Malam tadi, Claire memutuskan untuk tidur di asrama Slytherin dengan mengantongi password yang ia peroleh dari Sir Baron—kebetulan hantu itu baru kembali dari berkeliling—dengan rasa takut yang memuncah.
Tapi kalau dibandingkan tidur dengan Cassandra, ia lebih baik menghadapi Sir Baron dengan kondisi terburuknya. Bukan apa, dia hanya merasa begitu marah semalam. Seakan egonya berhasil menguasai seluruh yang ada dalam diri Claire. Meskipun setelahnya, ia tersadar bahwa yang ia lakukan adalah sebuah kesalahan yang fatal.

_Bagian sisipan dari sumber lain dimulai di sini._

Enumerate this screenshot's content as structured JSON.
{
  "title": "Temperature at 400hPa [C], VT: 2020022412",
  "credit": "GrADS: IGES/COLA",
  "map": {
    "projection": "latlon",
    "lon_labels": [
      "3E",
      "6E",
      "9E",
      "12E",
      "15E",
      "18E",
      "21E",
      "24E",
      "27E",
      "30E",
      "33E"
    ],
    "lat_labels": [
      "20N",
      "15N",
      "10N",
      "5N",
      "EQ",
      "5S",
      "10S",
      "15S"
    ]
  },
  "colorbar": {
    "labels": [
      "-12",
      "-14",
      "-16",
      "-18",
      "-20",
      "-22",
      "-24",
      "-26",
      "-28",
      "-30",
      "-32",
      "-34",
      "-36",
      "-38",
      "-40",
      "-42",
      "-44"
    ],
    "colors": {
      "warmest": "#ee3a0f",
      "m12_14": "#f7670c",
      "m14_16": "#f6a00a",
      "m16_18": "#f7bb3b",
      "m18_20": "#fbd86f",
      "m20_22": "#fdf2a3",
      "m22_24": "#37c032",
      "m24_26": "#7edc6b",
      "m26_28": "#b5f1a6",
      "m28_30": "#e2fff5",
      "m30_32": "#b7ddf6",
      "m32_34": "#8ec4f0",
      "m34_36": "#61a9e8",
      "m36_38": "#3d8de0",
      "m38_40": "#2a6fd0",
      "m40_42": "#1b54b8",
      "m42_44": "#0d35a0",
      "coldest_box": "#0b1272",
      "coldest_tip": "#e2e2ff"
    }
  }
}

Sebelum pergi, Claire menyempatkan diri untuk menyeret Cassandra ke dalam kamar dan mengunci pintunya dengan sihir. Semetara Snape, ia biarkan tergeletak di atas kursi dengan hidung berdarah.
Dan pagi ini, setelah meyakinkan dan menguatkan diri, Claire bersenandung kecil sembari melenggok tipis menuju laboratorium.
"Aku harap, kau melupakan yang semalam, Sev."
Claire berhenti saat satu kaki depannya sejajar dengan kusen pintu, sejengkal lagi masuk, tapi telinganya menangkap frekuensi demikian. Hembusan napas setelah satu tarikan panjang terdengar begitu pelan. Ia mengatur emosinya.
Setelah merasa emosi juga egonya berada di bawah kendali, Claire melanjutkan langkahnya. Niatnya kembali ke laboratorium lebih cepat adalah untuk membuat coklat panas atau setidaknya teh dengan harapan dua manusia ini belum bangun. Nyatanya harapannya kembali dibuat pupus. Padahal baru jam enam pagi.
Kehadirannya yang mungkin tiba-tiba, membuat Cassandra juga Snape menatapnya dengan keterkejutan. Bahkan Casssandra sampai melotot dibuatnya, sedang Snape, ia refleks berdiri.
"Claire?!" serunya sembari merapatkan kemeja bagian atas yang memang dari semalam memang sudah terbuka. Tapi seingat Claire, itu hanya terbuka di satu bagia paling atas, bukan dua.
"Cassie," sahutnya dengan senyum ramah. Ia hanya melewati keduanya seperti noda darah yang semalam melintasi terowongan hidung Snape.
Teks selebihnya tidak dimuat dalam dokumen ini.